Comparing this study’s cohort with a cohort of patients with multiple BM warranting resection, which were resected in multiple surgical sessions, would be interesting. However, at our institution, performing multiple craniotomies in a single session has been implemented as the standard protocol for resecting multiple brain lesions. While previous studies have observed an increased risk for postoperative complications for neurosurgical procedures, which lasted for more than 4 h, we did not observe such an increase in postoperative complications despite the significantly longer surgery durations [12]. Prospective studies with larger cohorts need to investigate, whether this surgical fits into the overall oncological concept and increase overall all morbidity and mortality. This study shows that patients with multiple BM may benefit from resection of more than one lesion in a single surgery. While the indication for such a surgical strategy is highly individualized, this study indicates no increased perioperative risk in the carefully selected candidates, who met the criteria to undergo procedure. Modern management of systemic oncological disease and targeted therapy warrants for individualized neurosurgical interventions, and in selected patients, the resection of multiple BM using resection of multiple scattered lesions may be warranted.

The retrospective nature of this study and the size of the study population limit the power of this study. Only limited conclusions about the overall neuro-oncological benefit on morbidity and mortality can be drawn from this comparison of the two groups because of the highly individualized surgical indications of patients undergoing multiple craniotomies in a single surgery.
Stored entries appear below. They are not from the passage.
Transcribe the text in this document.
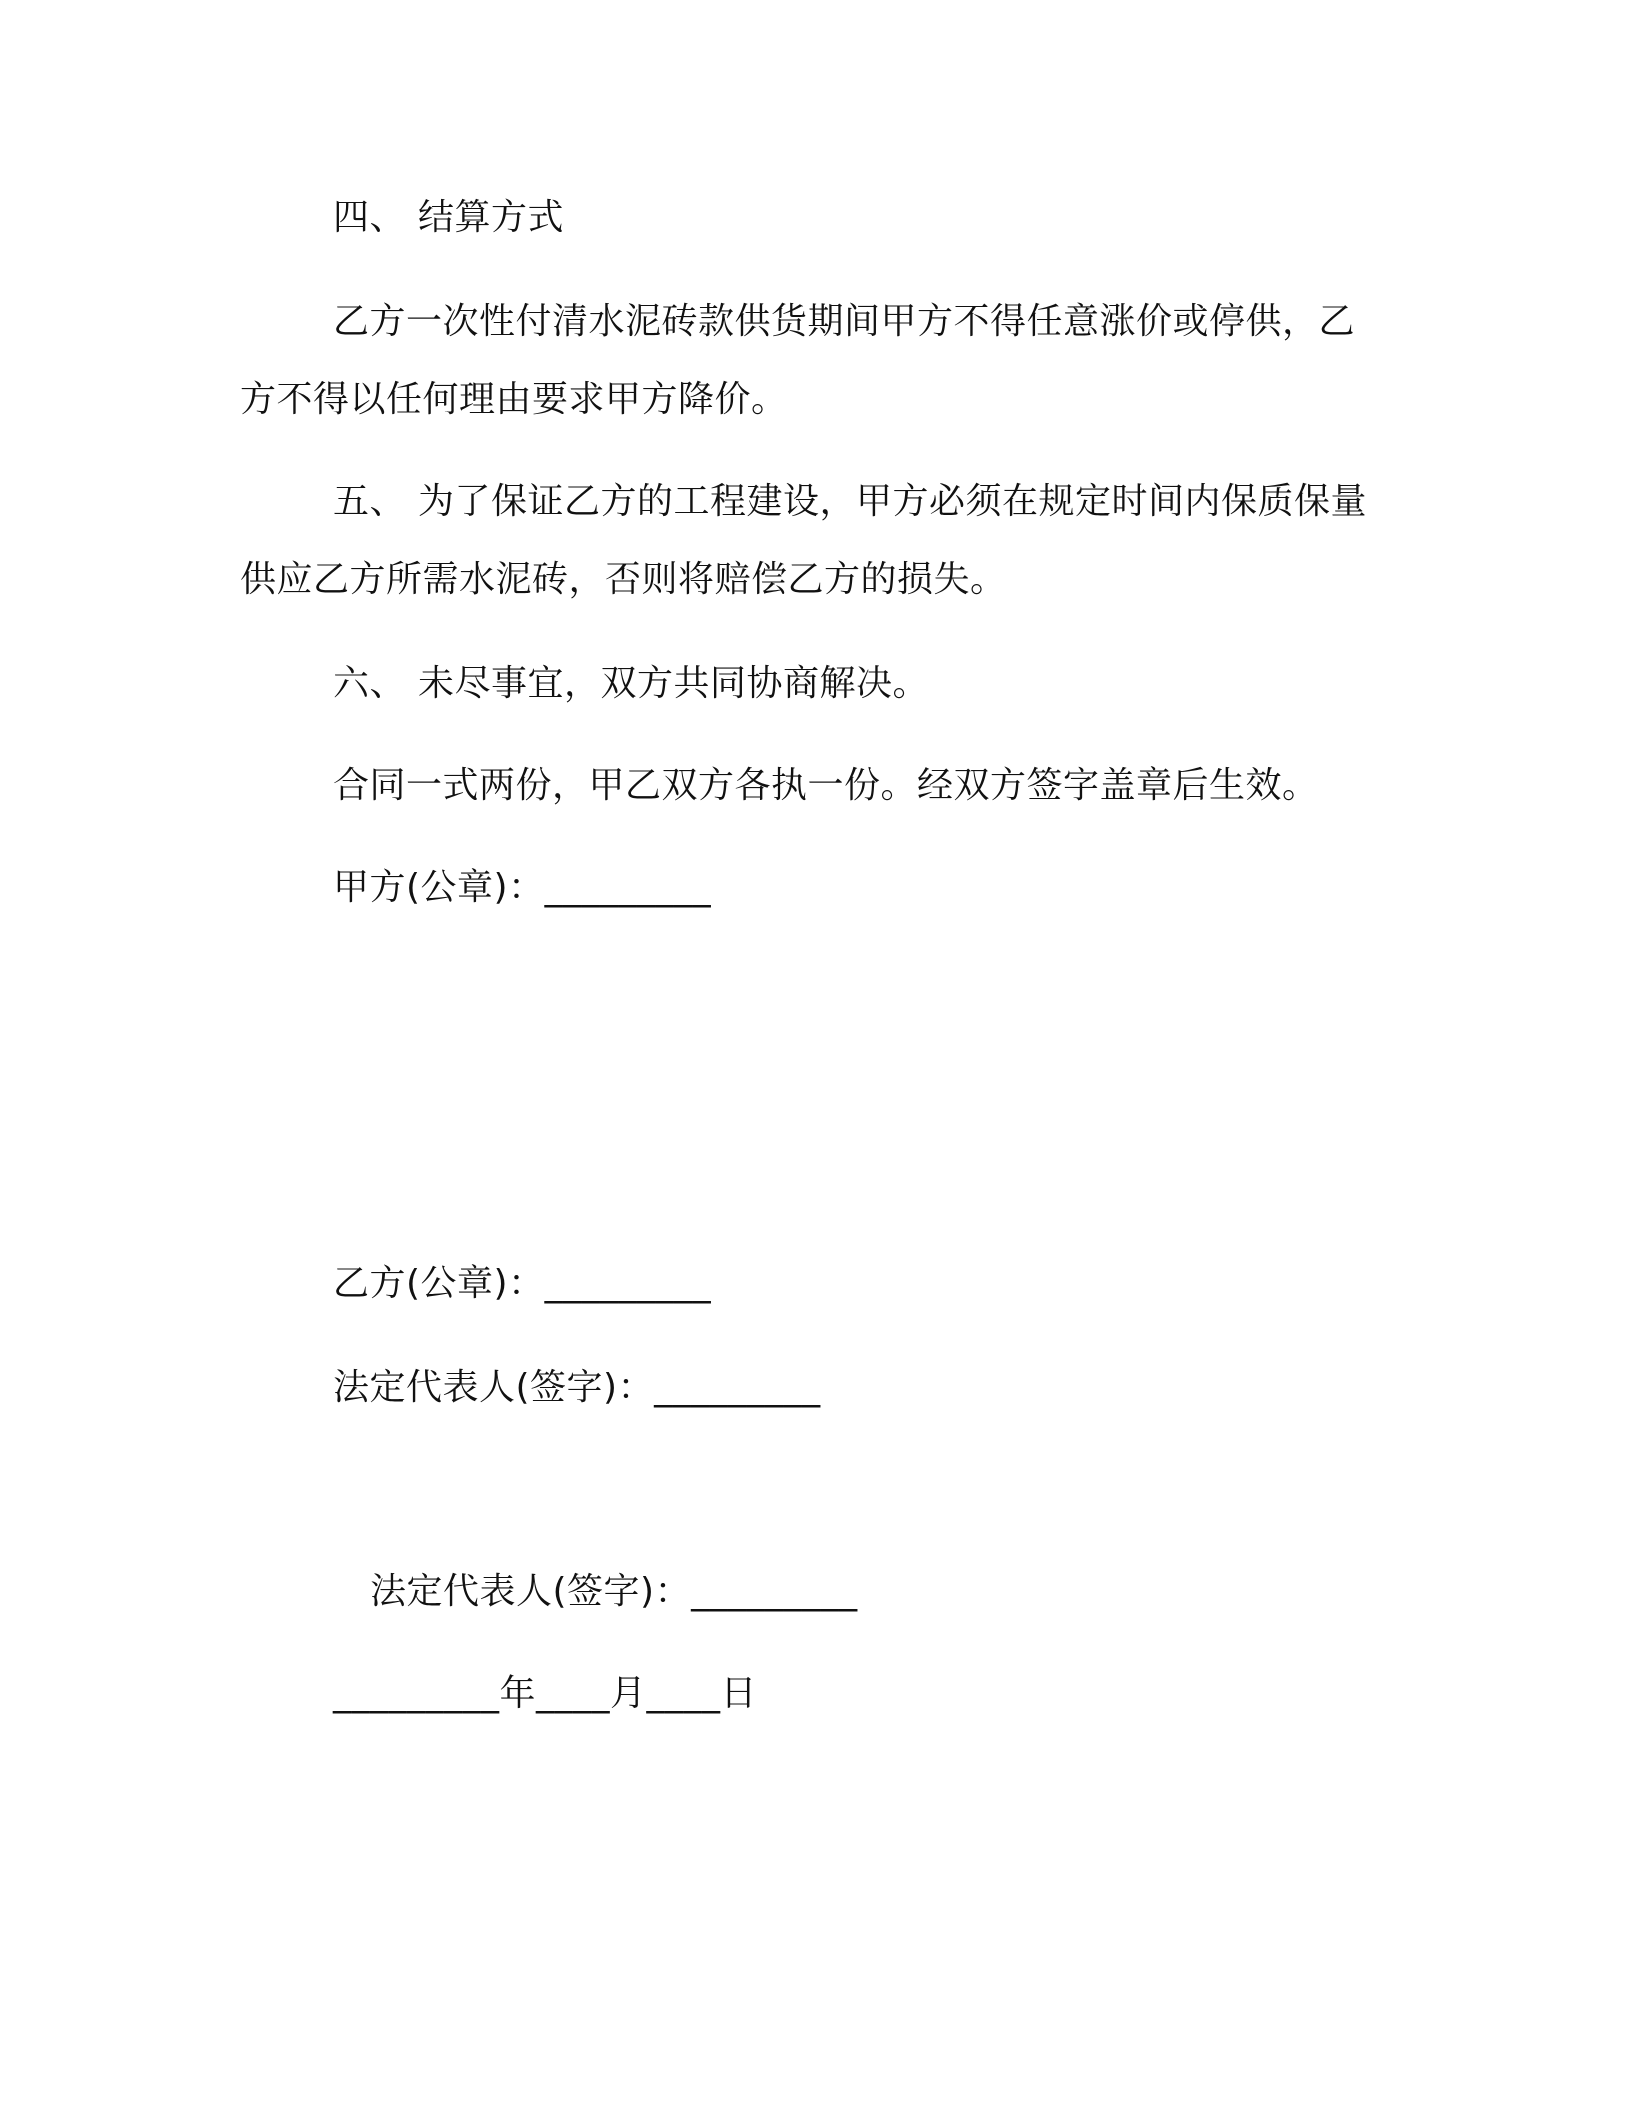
四、 结算方式
乙方一次性付清水泥砖款供货期间甲方不得任意涨价或停供，乙
方不得以任何理由要求甲方降价。
五、 为了保证乙方的工程建设，甲方必须在规定时间内保质保量
供应乙方所需水泥砖，否则将赔偿乙方的损失。
六、 未尽事宜，双方共同协商解决。
合同一式两份，甲乙双方各执一份。经双方签字盖章后生效。
甲方(公章)：_________
乙方(公章)：_________
法定代表人(签字)：_________
法定代表人(签字)：_________
_________年____月____日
The size of the craniotomies may be a confounding variable in this study, especially since the size of the BM in group B was significantly larger compared to group A. We can only report on the technical feasibility of this procedure; however, this study indicates that there is no overall increase in complication rate for similar patient cohorts if surgery involved more than one craniotomy compared to a single craniotomy.